Inhaltlich ein kontroverser Besuch – aber atmosphärisch scheint er gelungen. Trotz grundlegender Meinungsverschiedenheiten spricht Annalena Baerbock von "offenen, ehrlichen, intensiven Gesprächen" und einem "freundlichen Empfang" bei Ägyptens Präsident Abdel Fattah al-Sisi. Dieser hatte Baerbock zwei Tage vor ihrem geplanten Besuch ein Treffen zugesagt, das länger dauerte als geplant.
Sein Sprecher erwähnt die grüne Außenministerin heute kaum, dafür umso mehr die Qualität und Historie der deutsch-ägyptischen Beziehungen - und die Grüße, die Präsident al-Sisi Bundeskanzler Olaf Scholz habe ausrichten lassen.
Thema "Waffenlieferungen" zweiter Knackpunkt
Der zweite Knackpunkt des Tages - das Thema "Waffenlieferungen" - mag für diese Wortwahl ein Grund gewesen sein. Baerbock macht deutlich, dass bei künftigen Rüstungsexporten die Menschenrechtslage mehr ins Gewicht falle. Trotz dieser Ankündigung wird die Zusammenarbeit mit Deutschland in diesem Bereich weitergehen, davon ist die ägyptische Politikwissenschaftlerin Maram Diaa el-Din überzeugt.
Ägypten könnte sich in punkto Waffenlieferungen künftig direkt an den Bundeskanzler wenden, dieser ticke wahrscheinlich anders, vermuten Beobachter. "Deutschlands Regierung besteht ja nicht nur aus den Grünen. Für Ägypten sind Verteidigungsindustrie und militärische Beziehungen sehr, sehr wichtig. Da kann es von deutscher Expertise profitieren.
Expertin: Kein totaler Stopp der Kooperation
Die Differenzen werden schon noch gelöst, es wird keinen totalen Stopp der militärischen Zusammenarbeit geben", sagt Diaa el-Din, die Europa-Expertin am Ahram-Institut für politische und strategische Studien.

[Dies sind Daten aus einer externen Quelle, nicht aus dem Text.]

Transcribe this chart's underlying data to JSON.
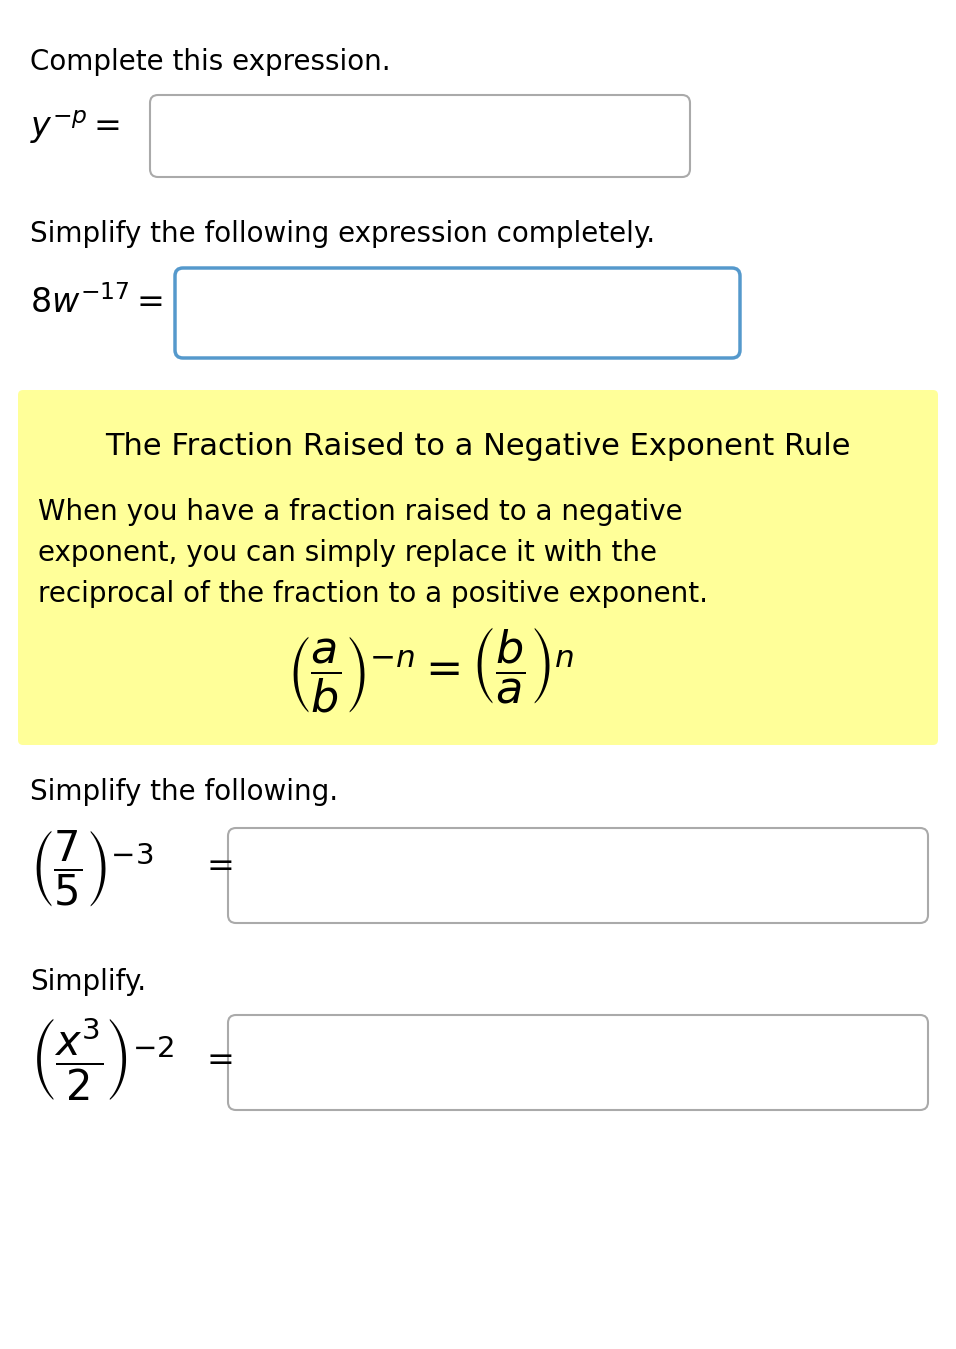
{
  "bg_color": "#ffffff",
  "yellow_bg": "#ffff99",
  "box1_border": "#aaaaaa",
  "box2_border": "#5599cc",
  "box3_border": "#aaaaaa",
  "box4_border": "#aaaaaa",
  "section1_label": "Complete this expression.",
  "section1_expr": "$y^{-p}=$",
  "section2_label": "Simplify the following expression completely.",
  "section2_expr": "$8w^{-17} =$",
  "yellow_title": "The Fraction Raised to a Negative Exponent Rule",
  "yellow_body": "When you have a fraction raised to a negative\nexponent, you can simply replace it with the\nreciprocal of the fraction to a positive exponent.",
  "yellow_formula": "$\\left(\\dfrac{a}{b}\\right)^{-n} = \\left(\\dfrac{b}{a}\\right)^{n}$",
  "section3_label": "Simplify the following.",
  "section3_expr": "$\\left(\\dfrac{7}{5}\\right)^{-3}$",
  "section4_label": "Simplify.",
  "section4_expr": "$\\left(\\dfrac{x^3}{2}\\right)^{-2}$",
  "font_size_label": 20,
  "font_size_expr": 24,
  "font_size_yellow_title": 22,
  "font_size_yellow_body": 20,
  "font_size_yellow_formula": 32
}
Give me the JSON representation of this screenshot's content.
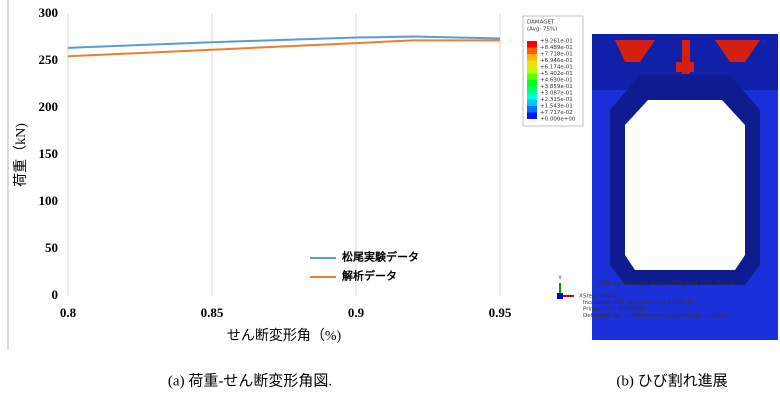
{
  "chart_data": {
    "type": "line",
    "x": [
      0.8,
      0.85,
      0.9,
      0.92,
      0.95
    ],
    "series": [
      {
        "name": "松尾実験データ",
        "color": "#5b9bd5",
        "values": [
          264,
          270,
          275,
          276,
          274
        ]
      },
      {
        "name": "解析データ",
        "color": "#ed7d31",
        "values": [
          255,
          262,
          269,
          272,
          272
        ]
      }
    ],
    "xlabel": "せん断変形角（%)",
    "ylabel": "荷重（kN)",
    "xlim": [
      0.8,
      0.95
    ],
    "xticks": [
      0.8,
      0.85,
      0.9,
      0.95
    ],
    "ylim": [
      0,
      300
    ],
    "yticks": [
      0,
      50,
      100,
      150,
      200,
      250,
      300
    ],
    "grid": "x",
    "legend": "lower-right"
  },
  "figure_b": {
    "legend_title": "DAMAGET",
    "legend_subtitle": "(Avg: 75%)",
    "legend_labels": [
      "+9.261e-01",
      "+8.489e-01",
      "+7.718e-01",
      "+6.946e-01",
      "+6.174e-01",
      "+5.402e-01",
      "+4.630e-01",
      "+3.859e-01",
      "+3.087e-01",
      "+2.315e-01",
      "+1.543e-01",
      "+7.717e-02",
      "+0.000e+00"
    ],
    "legend_colors": [
      "#ff0000",
      "#ff5a00",
      "#ffb400",
      "#f0e000",
      "#b4ff00",
      "#5aff00",
      "#00ff1e",
      "#00ff78",
      "#00ffd2",
      "#00c8ff",
      "#006eff",
      "#0014ff"
    ],
    "axis_labels": [
      "Y",
      "X"
    ],
    "info": [
      "ODB: ayueshu.odb    Abaqus/Standard 2021    Thu De",
      "Step: Step-2",
      "Increment     559: Step Time =    9.5145E-02",
      "Primary Var: DAMAGET",
      "Deformed Var: U   Deformation Scale Factor: +1.000e"
    ]
  },
  "captions": [
    "(a)  荷重-せん断変形角図.",
    "(b)  ひび割れ進展"
  ]
}
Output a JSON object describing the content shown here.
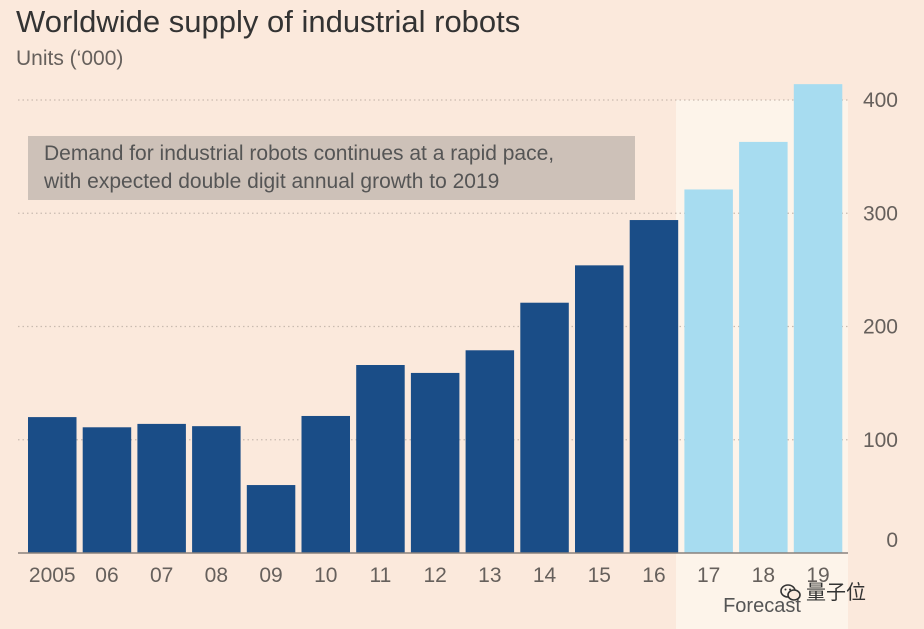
{
  "chart_data": {
    "type": "bar",
    "title": "Worldwide supply of industrial robots",
    "subtitle": "Units (‘000)",
    "categories": [
      "2005",
      "06",
      "07",
      "08",
      "09",
      "10",
      "11",
      "12",
      "13",
      "14",
      "15",
      "16",
      "17",
      "18",
      "19"
    ],
    "values": [
      120,
      111,
      114,
      112,
      60,
      121,
      166,
      159,
      179,
      221,
      254,
      294,
      321,
      363,
      414
    ],
    "forecast": [
      false,
      false,
      false,
      false,
      false,
      false,
      false,
      false,
      false,
      false,
      false,
      false,
      true,
      true,
      true
    ],
    "ylim": [
      0,
      400
    ],
    "yticks": [
      0,
      100,
      200,
      300,
      400
    ],
    "xlabel": "",
    "ylabel": "",
    "grid": true,
    "y_axis_side": "right",
    "forecast_label": "Forecast",
    "annotation": {
      "line1": "Demand for industrial robots continues at a rapid pace,",
      "line2": "with expected double digit annual growth to 2019"
    },
    "colors": {
      "actual": "#1a4d87",
      "forecast": "#a7dcf0",
      "forecast_band": "#fdf4ea",
      "annotation_box": "#cdc1b8",
      "grid": "#c9bbb0",
      "baseline": "#8a817c"
    }
  },
  "watermark": {
    "icon": "wechat-icon",
    "text": "量子位"
  }
}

Ägyptens Außenminister jedenfalls weiß genau, wie er den Westen von Waffenlieferungen immer wieder überzeugen kann: Ägypten könne nur mit einem starken Militär sich selbst und die Region schützen - und so letztendlich auch die Sicherheit Europas vor Terror und Flüchtlingsströmen garantieren. Ein Argument, das im Westen immer noch verfängt.